A Big Personality

A Big Personality

October 22, 2022 8 By Yve Harrold

I loved climbing trees as a kid. What an adventure – finding my way up and through the maze of limbs and examining the rooftops of neighboring homes feeling like I was being let in on some secret.

As an adult, I don’t climb trees anymore (well, almost never), but I connect with them in different ways. Walking under their arms. Taking in their scent. Gently touching their bark as I pass. Listening to their voices in the wind.

I recall having a real affinity for a tree when I was visiting the Biltmore Estate in North Carolina many years ago. On this particular day, I didn’t go into the mansion. I went there specifically just to walk through the gardens. There was a large Purple Beech tree just down the hill at the side of the majestic drive, and I sat under it for a break in the shade. I had a powerful feeling of gratitude for the life of the tree and how each leaf threaded together to make an umbrella for me. I remember closing my eyes and meditating in some way. I didn’t want to leave it’s shelter. I suppose it was the first time I came to understand that trees were sacred. They are incredible symbols of life, living, and death.

Earlier this year while visiting Paul and Amy, two of Tim’s and my best friends, we took our usual walk in the woods behind their home. There are several hiking trails, and it was as green and lush as a North Carolina forest would be in the spring. It is always quiet there, and I will speak for each of us and say, I know we find a lot of peace in those trees, and Tim always did as well.

Paul mentioned that a few weeks earlier, he had come across a very large tree that had fallen, and it had been on his mind. We walked down the same trail and found the tree about a mile in.  We paused there  for a while studying the beauty of the tree, estimating its age, and wondering what had happened to what appeared to be a healthy tree.

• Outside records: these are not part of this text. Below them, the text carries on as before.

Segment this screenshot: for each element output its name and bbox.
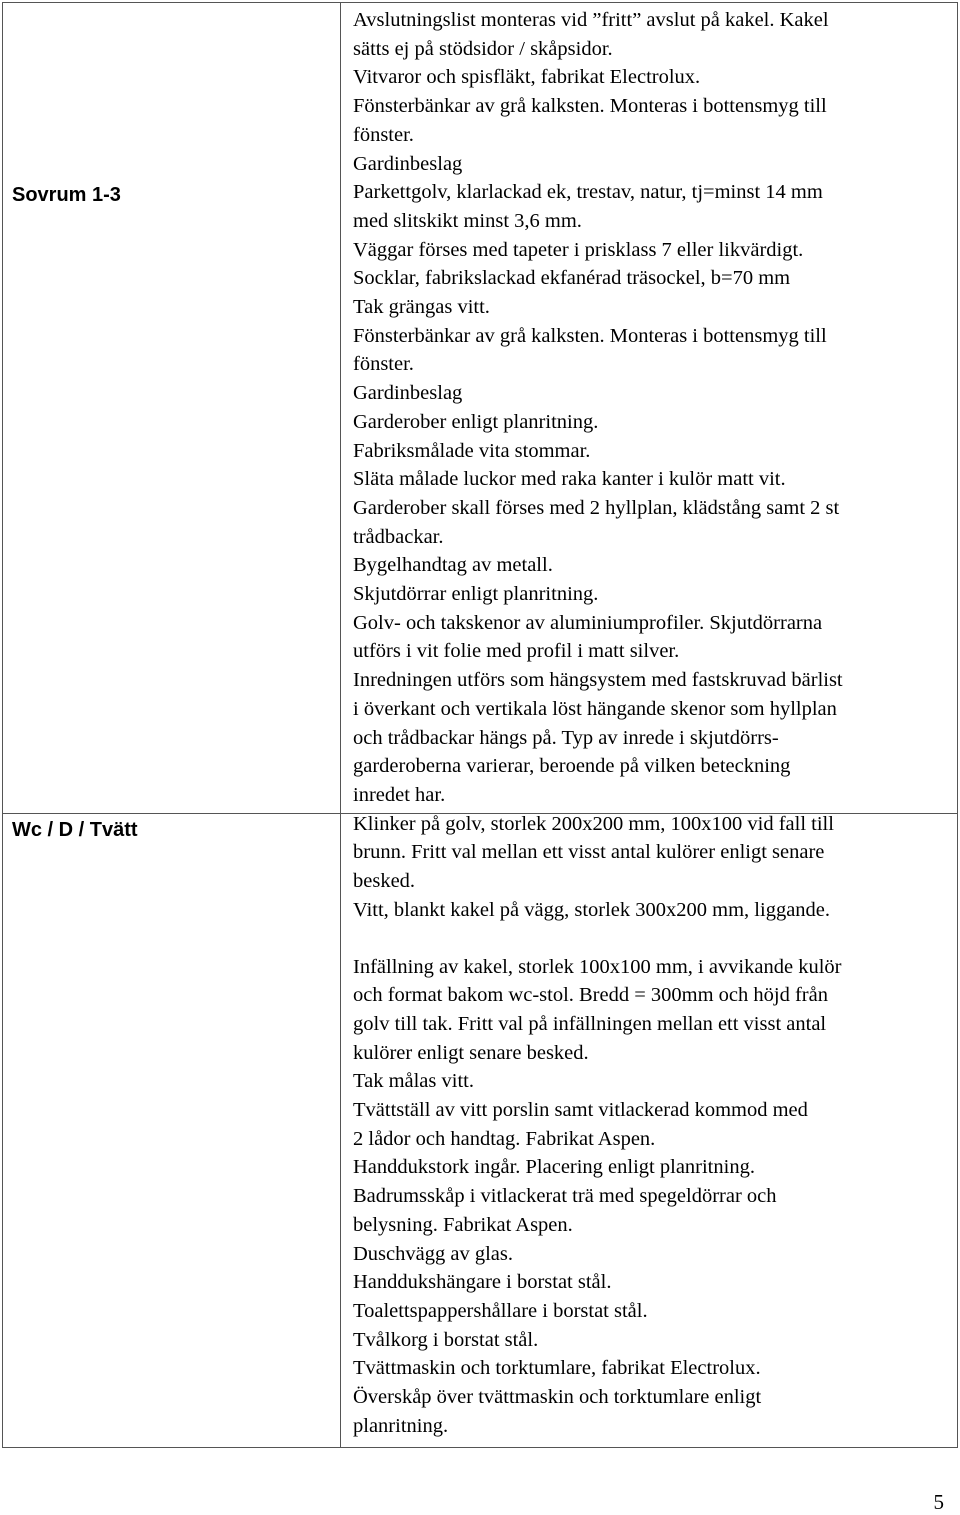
room-label-sovrum: Sovrum 1-3 [12,184,121,206]
spec-line: Väggar förses med tapeter i prisklass 7 eller likvärdigt. [353,238,804,261]
spec-line: inredet har. [353,783,446,806]
room-label-wc-tvatt: Wc / D / Tvätt [12,819,138,841]
spec-line: Tak målas vitt. [353,1070,474,1093]
page-number: 5 [933,1490,944,1514]
spec-line: 2 lådor och handtag. Fabrikat Aspen. [353,1127,656,1150]
spec-line: Parkettgolv, klarlackad ek, trestav, natur, tj=minst 14 mm [353,181,823,204]
spec-line: garderoberna varierar, beroende på vilken beteckning [353,755,791,778]
spec-line: och trådbackar hängs på. Typ av inrede i skjutdörrs- [353,726,779,749]
spec-line: Skjutdörrar enligt planritning. [353,583,599,605]
spec-line: planritning. [353,1414,449,1437]
spec-line: Handdukstork ingår. Placering enligt planritning. [353,1156,755,1179]
spec-line: Fönsterbänkar av grå kalksten. Monteras i bottensmyg till [353,324,827,347]
spec-line: sätts ej på stödsidor / skåpsidor. [353,37,613,60]
spec-line: Golv- och takskenor av aluminiumprofiler. Skjutdörrarna [353,611,823,634]
spec-line: och format bakom wc-stol. Bredd = 300mm och höjd från [353,984,828,1007]
spec-line: Överskåp över tvättmaskin och torktumlare enligt [353,1386,762,1408]
spec-line: Fabriksmålade vita stommar. [353,439,591,462]
spec-line: Vitvaror och spisfläkt, fabrikat Electrolux. [353,66,701,89]
spec-line: Badrumsskåp i vitlackerat trä med spegeldörrar och [353,1185,777,1208]
spec-line: Tvättställ av vitt porslin samt vitlackerad kommod med [353,1099,808,1121]
room-specification-table [2,2,958,1448]
spec-line: Gardinbeslag [353,382,463,405]
spec-line: Bygelhandtag av metall. [353,554,553,577]
spec-line: Inredningen utförs som hängsystem med fastskruvad bärlist [353,669,843,692]
spec-line: Garderober enligt planritning. [353,410,599,433]
spec-line: Handdukshängare i borstat stål. [353,1271,612,1294]
spec-line: Duschvägg av glas. [353,1242,513,1265]
spec-line: Fönsterbänkar av grå kalksten. Monteras i bottensmyg till [353,95,827,118]
spec-line: Gardinbeslag [353,152,463,175]
spec-line: Tvålkorg i borstat stål. [353,1328,539,1351]
spec-line: trådbackar. [353,525,444,548]
spec-line: fönster. [353,123,414,146]
spec-line: med slitskikt minst 3,6 mm. [353,209,582,232]
spec-line: Infällning av kakel, storlek 100x100 mm, i avvikande kulör [353,955,842,978]
spec-line: Klinker på golv, storlek 200x200 mm, 100x100 vid fall till [353,812,834,835]
spec-line: golv till tak. Fritt val på infällningen mellan ett visst antal [353,1012,827,1035]
column-divider [340,3,341,1447]
spec-line: kulörer enligt senare besked. [353,1041,589,1064]
spec-line: utförs i vit folie med profil i matt silver. [353,640,680,663]
spec-line: Släta målade luckor med raka kanter i kulör matt vit. [353,468,786,491]
spec-line: Toalettspappershållare i borstat stål. [353,1299,648,1322]
spec-line: i överkant och vertikala löst hängande skenor som hyllplan [353,697,837,720]
spec-line: belysning. Fabrikat Aspen. [353,1213,573,1236]
spec-line: Vitt, blankt kakel på vägg, storlek 300x200 mm, liggande. [353,898,831,921]
spec-line: besked. [353,870,416,892]
spec-line: Socklar, fabrikslackad ekfanérad träsockel, b=70 mm [353,267,791,290]
spec-line: Tvättmaskin och torktumlare, fabrikat Electrolux. [353,1357,761,1380]
spec-line: Garderober skall förses med 2 hyllplan, klädstång samt 2 st [353,496,840,519]
spec-line: brunn. Fritt val mellan ett visst antal kulörer enligt senare [353,841,825,864]
spec-line: Avslutningslist monteras vid ”fritt” avslut på kakel. Kakel [353,9,829,31]
spec-line: fönster. [353,353,414,376]
spec-line: Tak grängas vitt. [353,296,490,318]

Later that evening as Paul and I sat quietly on their deck, satisfied from a great meal and a glass of red wine, he shared what he’d been ruminating on for a while. Paul talked about how as people age they may die more naturally. We gradually slow down, the body weakens and often becomes diseased in some way. This is also true for an old tree that begins to disintegrate and fades back into the earth. Dust to dust. There is less destruction in this type of death. The death of this tree has a lower impact as it slowly crumbles. Although we never want to lose a tree, a life. We expect death with age. We do know that it’s coming.

But the tree he had found in the woods, it wasn’t that old. It appeared healthy. That big tree was symbolic of Tim.

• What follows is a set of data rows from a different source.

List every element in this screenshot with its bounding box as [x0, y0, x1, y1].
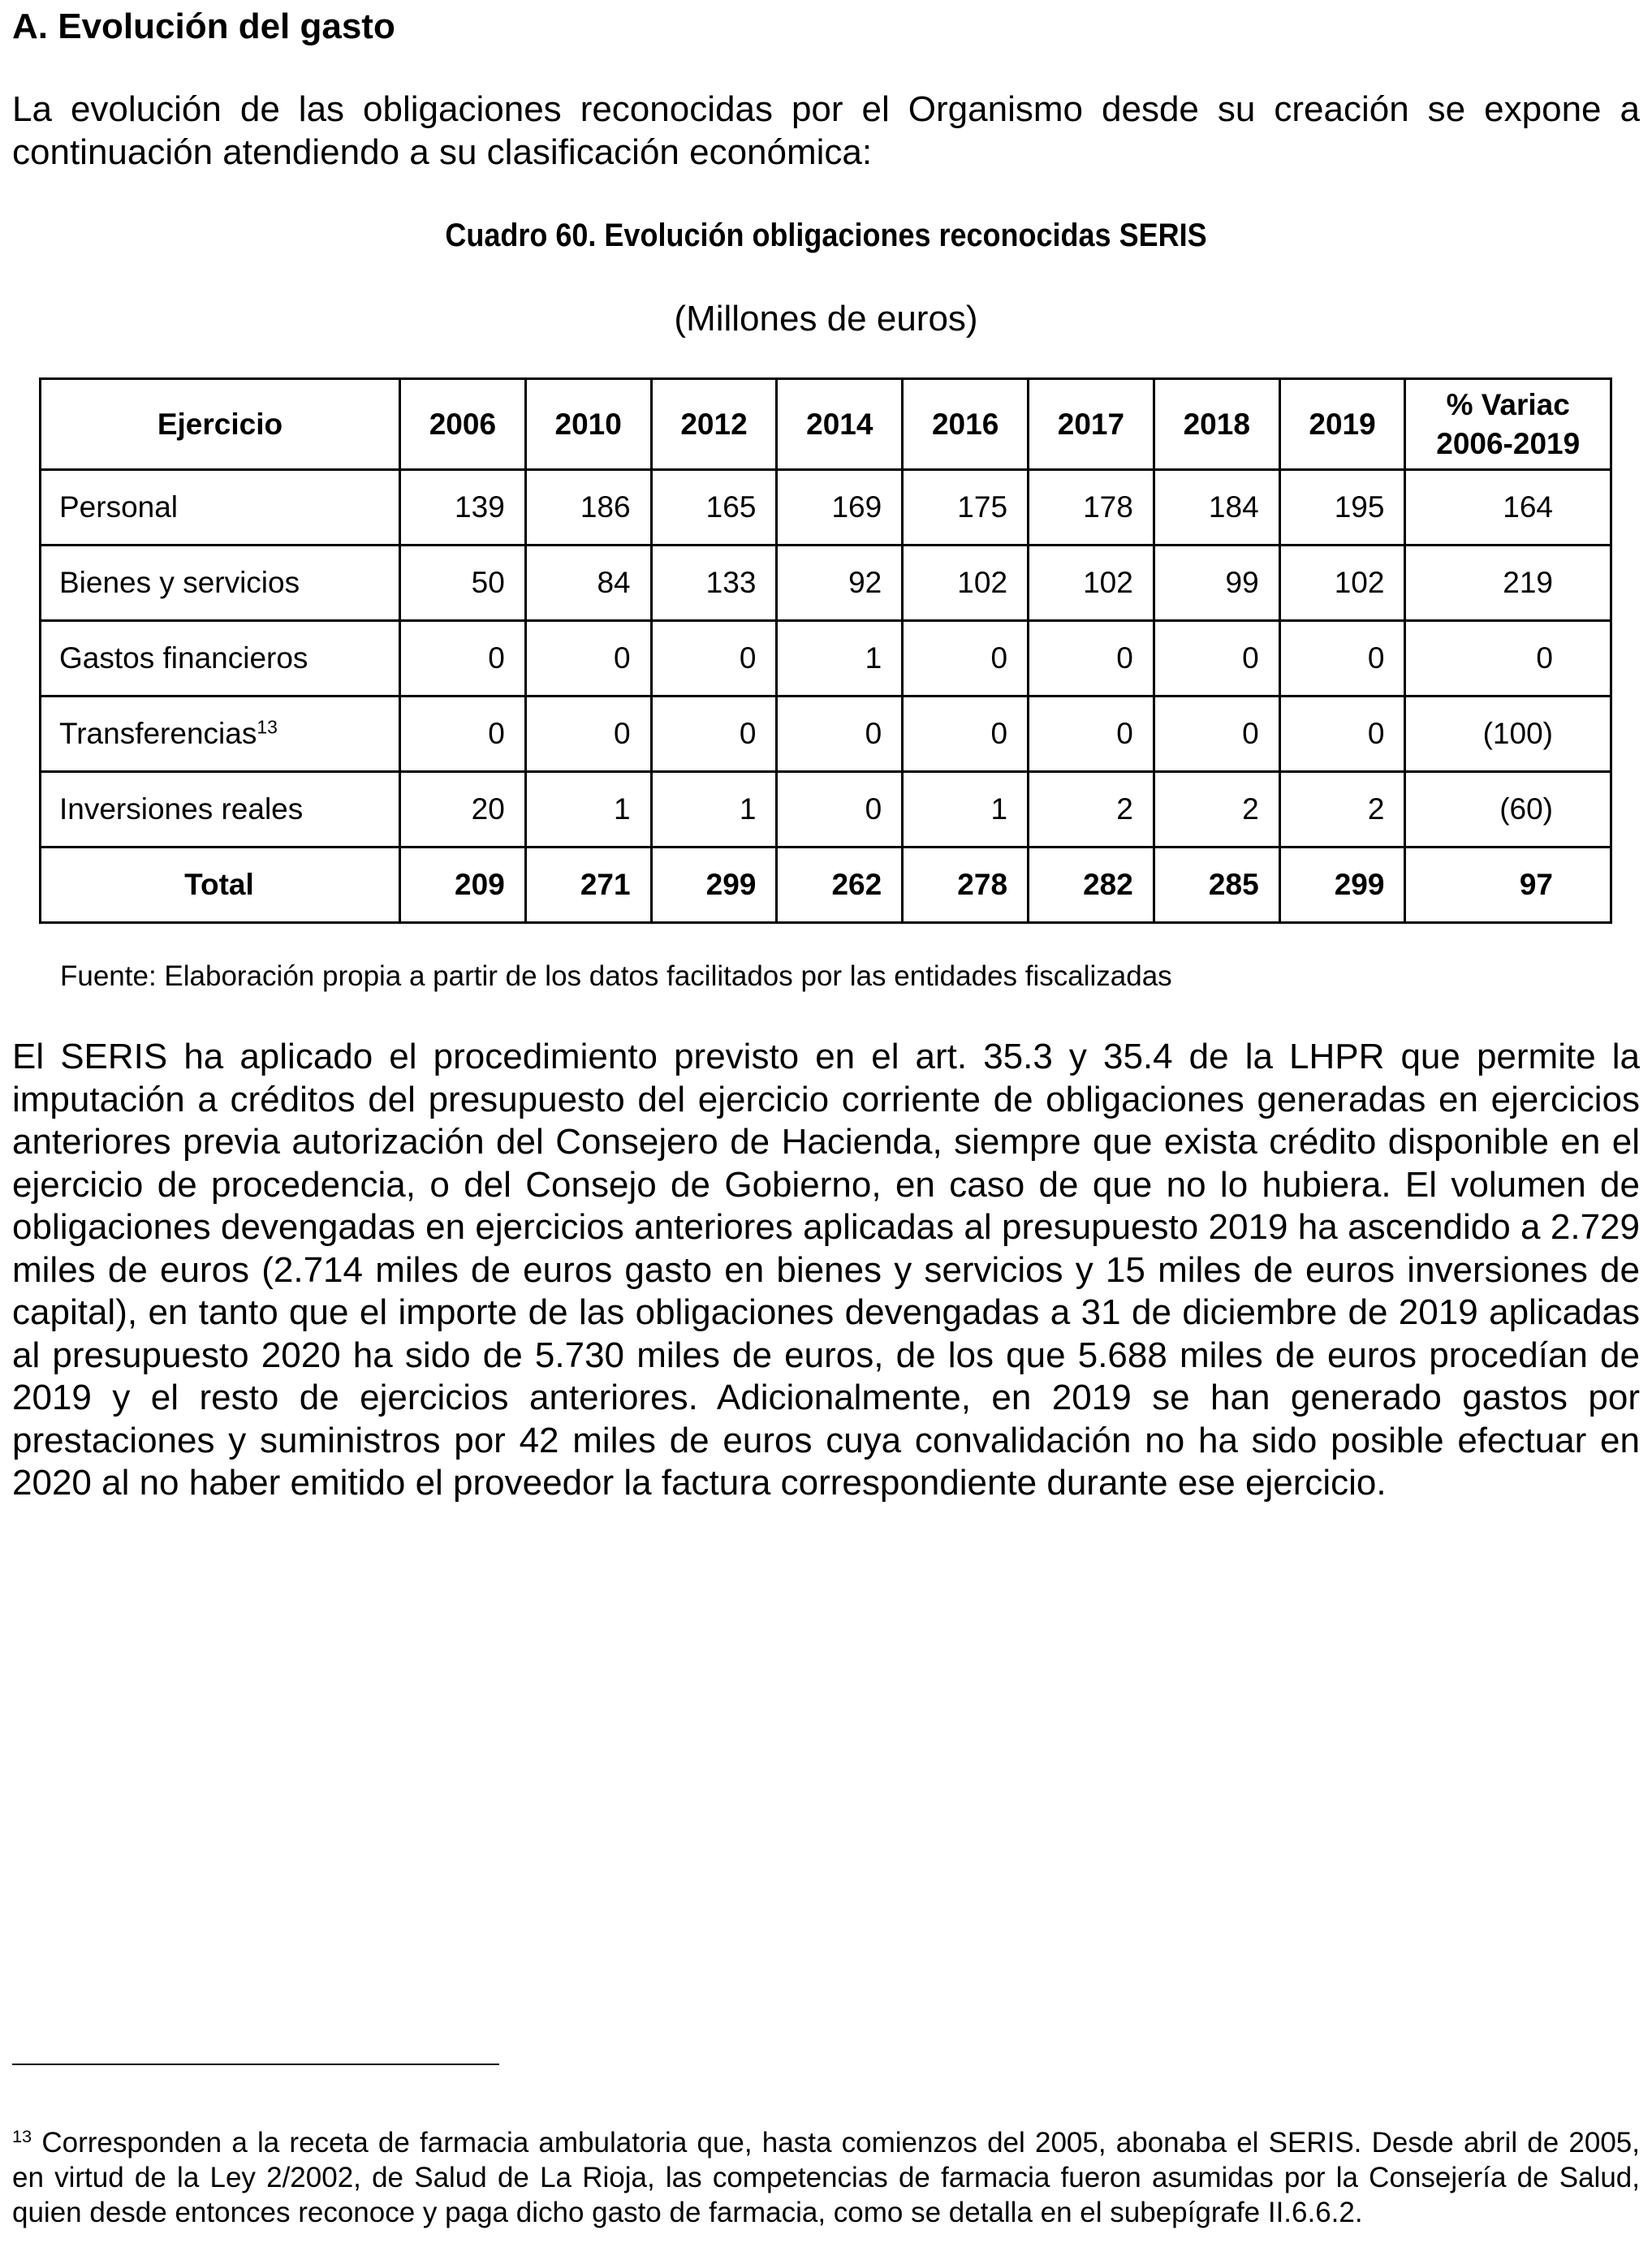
header-pct	[1405, 379, 1611, 470]
row-label-text: Transferencias	[59, 717, 257, 750]
cell-value: 102	[903, 546, 1029, 621]
cell-pct: 219	[1405, 546, 1611, 621]
cell-value: 0	[1029, 697, 1154, 772]
header-year: 2014	[777, 379, 903, 470]
header-year: 2018	[1154, 379, 1279, 470]
table-row	[41, 772, 1611, 847]
cell-value: 50	[399, 546, 525, 621]
footnote-mark: 13	[12, 2126, 32, 2147]
cell-value: 0	[1154, 621, 1279, 697]
cell-value: 102	[1279, 546, 1405, 621]
cell-pct: 164	[1405, 470, 1611, 546]
table-title: Cuadro 60. Evolución obligaciones reconocidas SERIS	[445, 218, 1207, 253]
footnote-ref: 13	[257, 716, 278, 738]
row-label: Personal	[41, 470, 400, 546]
cell-value: 1	[777, 621, 903, 697]
header-year: 2010	[525, 379, 651, 470]
cell-value: 184	[1154, 470, 1279, 546]
cell-value: 178	[1029, 470, 1154, 546]
row-label: Inversiones reales	[41, 772, 400, 847]
cell-value: 1	[903, 772, 1029, 847]
total-label: Total	[41, 847, 400, 923]
total-value: 271	[525, 847, 651, 923]
cell-value: 0	[777, 697, 903, 772]
cell-value: 0	[903, 697, 1029, 772]
cell-value: 0	[399, 621, 525, 697]
table-row	[41, 697, 1611, 772]
cell-value: 165	[651, 470, 777, 546]
cell-value: 1	[525, 772, 651, 847]
cell-value: 139	[399, 470, 525, 546]
cell-value: 0	[777, 772, 903, 847]
cell-value: 0	[399, 697, 525, 772]
cell-value: 0	[525, 697, 651, 772]
cell-value: 2	[1029, 772, 1154, 847]
total-value: 285	[1154, 847, 1279, 923]
header-year: 2019	[1279, 379, 1405, 470]
cell-value: 169	[777, 470, 903, 546]
header-pct-line1: % Variac	[1446, 387, 1570, 421]
header-year: 2006	[399, 379, 525, 470]
cell-value: 20	[399, 772, 525, 847]
footnote	[12, 2125, 1640, 2230]
section-heading: A. Evolución del gasto	[12, 6, 395, 46]
cell-value: 0	[651, 621, 777, 697]
table-row	[41, 470, 1611, 546]
total-pct: 97	[1405, 847, 1611, 923]
expenditure-table	[39, 377, 1612, 924]
cell-value: 0	[1279, 621, 1405, 697]
cell-pct: 0	[1405, 621, 1611, 697]
total-value: 299	[651, 847, 777, 923]
cell-value: 0	[903, 621, 1029, 697]
header-pct-line2: 2006-2019	[1436, 426, 1581, 460]
table-units: (Millones de euros)	[674, 299, 978, 339]
header-label: Ejercicio	[41, 379, 400, 470]
footnote-divider	[12, 2064, 499, 2065]
header-year: 2012	[651, 379, 777, 470]
row-label: Bienes y servicios	[41, 546, 400, 621]
cell-value: 195	[1279, 470, 1405, 546]
cell-value: 0	[1154, 697, 1279, 772]
intro-paragraph: La evolución de las obligaciones reconocidas por el Organismo desde su creación se expone a continuación atendiendo a su clasificación económica:	[12, 89, 1640, 172]
cell-value: 1	[651, 772, 777, 847]
footnote-text: Corresponden a la receta de farmacia ambulatoria que, hasta comienzos del 2005, abonaba el SERIS. Desde abril de 2005, en virtud de la Ley 2/2002, de Salud de La Rioja, las competencias de farmacia fueron asumidas por la Consejería de Salud, quien desde entonces reconoce y paga dicho gasto de farmacia, como se detalla en el subepígrafe II.6.6.2.	[12, 2127, 1640, 2228]
header-year: 2017	[1029, 379, 1154, 470]
total-value: 282	[1029, 847, 1154, 923]
table-header-row	[41, 379, 1611, 470]
table-total-row	[41, 847, 1611, 923]
total-value: 262	[777, 847, 903, 923]
cell-value: 92	[777, 546, 903, 621]
row-label	[41, 697, 400, 772]
total-value: 209	[399, 847, 525, 923]
table-row	[41, 546, 1611, 621]
cell-value: 102	[1029, 546, 1154, 621]
table-row	[41, 621, 1611, 697]
cell-value: 0	[651, 697, 777, 772]
row-label: Gastos financieros	[41, 621, 400, 697]
cell-value: 133	[651, 546, 777, 621]
cell-pct: (100)	[1405, 697, 1611, 772]
cell-pct: (60)	[1405, 772, 1611, 847]
cell-value: 2	[1279, 772, 1405, 847]
total-value: 278	[903, 847, 1029, 923]
cell-value: 0	[1029, 621, 1154, 697]
cell-value: 99	[1154, 546, 1279, 621]
table-source: Fuente: Elaboración propia a partir de los datos facilitados por las entidades fiscalizadas	[60, 960, 1172, 992]
cell-value: 175	[903, 470, 1029, 546]
cell-value: 0	[1279, 697, 1405, 772]
total-value: 299	[1279, 847, 1405, 923]
cell-value: 84	[525, 546, 651, 621]
cell-value: 186	[525, 470, 651, 546]
header-year: 2016	[903, 379, 1029, 470]
body-paragraph: El SERIS ha aplicado el procedimiento previsto en el art. 35.3 y 35.4 de la LHPR que permite la imputación a créditos del presupuesto del ejercicio corriente de obligaciones generadas en ejercicios anteriores previa autorización del Consejero de Hacienda, siempre que exista crédito disponible en el ejercicio de procedencia, o del Consejo de Gobierno, en caso de que no lo hubiera. El volumen de obligaciones devengadas en ejercicios anteriores aplicadas al presupuesto 2019 ha ascendido a 2.729 miles de euros (2.714 miles de euros gasto en bienes y servicios y 15 miles de euros inversiones de capital), en tanto que el importe de las obligaciones devengadas a 31 de diciembre de 2019 aplicadas al presupuesto 2020 ha sido de 5.730 miles de euros, de los que 5.688 miles de euros procedían de 2019 y el resto de ejercicios anteriores. Adicionalmente, en 2019 se han generado gastos por prestaciones y suministros por 42 miles de euros cuya convalidación no ha sido posible efectuar en 2020 al no haber emitido el proveedor la factura correspondiente durante ese ejercicio.	[12, 1037, 1640, 1503]
cell-value: 0	[525, 621, 651, 697]
cell-value: 2	[1154, 772, 1279, 847]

People have described Tim as having a big personality. I never said that about him, but many others did. In a room of people, he generally didn’t take up a lot of space, but if you were near him, you would see and feel the punch. And the more you got to know Tim, you would recognize that “bigness.” I think it came from all the energy he put towards what he loved, the action potential (Revisit my post: It’s about time), his way of thinking through all kinds of things, and the generosity that came from his very big heart.

The first time I shared with Tim that a colleague of mine had said he had a “big personality”, his face lit up. I think mainly because he spent so much time in his head and often saw himself as pensive and misunderstood. But he wanted to be seen.  I was the one person who saw more of his quiet, but looking back, I certainly know that, yes, it was true. His personality was big. Like that tree.

So things happen, and even the big trees come down. We don’t always know why. The foundation may be weak, perhaps not well rooted. There may be an underlying disease. There is wind and lightening. And by all accounts even when that big tree looks mighty and invincible, storms happen. Yes they do. And when it falls, with those extended limbs that are reaching out to shade and shelter, things in its path may be damaged or destroyed. The big strike, the unexpected fall of the tree, causes trauma in its wake.

There was a lot of damage surrounding the fall of this big tree. Those smaller trees, branches from other trees, all within its reach. Many snapped, broken or taken down. This is like the sudden and unexpected end of a life. The end of plans for the future. Those moments that I thought Tim would be there for. The role he would play in other’s lives – his daughter, his patients, his family, friends, and those he was so incredible at mentoring. Those lines were severed unexpectedly. Those limbs were broken when the big tree toppled.

Paul also pointed out that there was one medium-sized tree right next to the big one. He said, Yve this is you.

After this poignant discussion, I had to go back to that tree. I had a very brief opening the following day, and I ran the mile to the fallen tree. I examined it, walked on it, and sat with it. I cried, and I took photos. And yes, there was the medium sized tree standing right next to the one with the big personality, just as Paul said. It was even the shape of a “Y”.

Tim the big tree. Me the medium tree. During our shared life, I had been comforted by the expanse of Tim’s branches. I was the beneficiary of his oxygen. I was also sometimes overshadowed, fighting for my own sunlight. My own branches were occasionally knocked asunder from the sway and the reach of that big tree. But always, I was there looking up, admiring this majestic life.

In the fall of the big tree, the top of the medium tree had been knocked off. But it was still standing. It was rooted. It was grounded. As Paul said, strong, but not unbroken, forever changed, and still growing.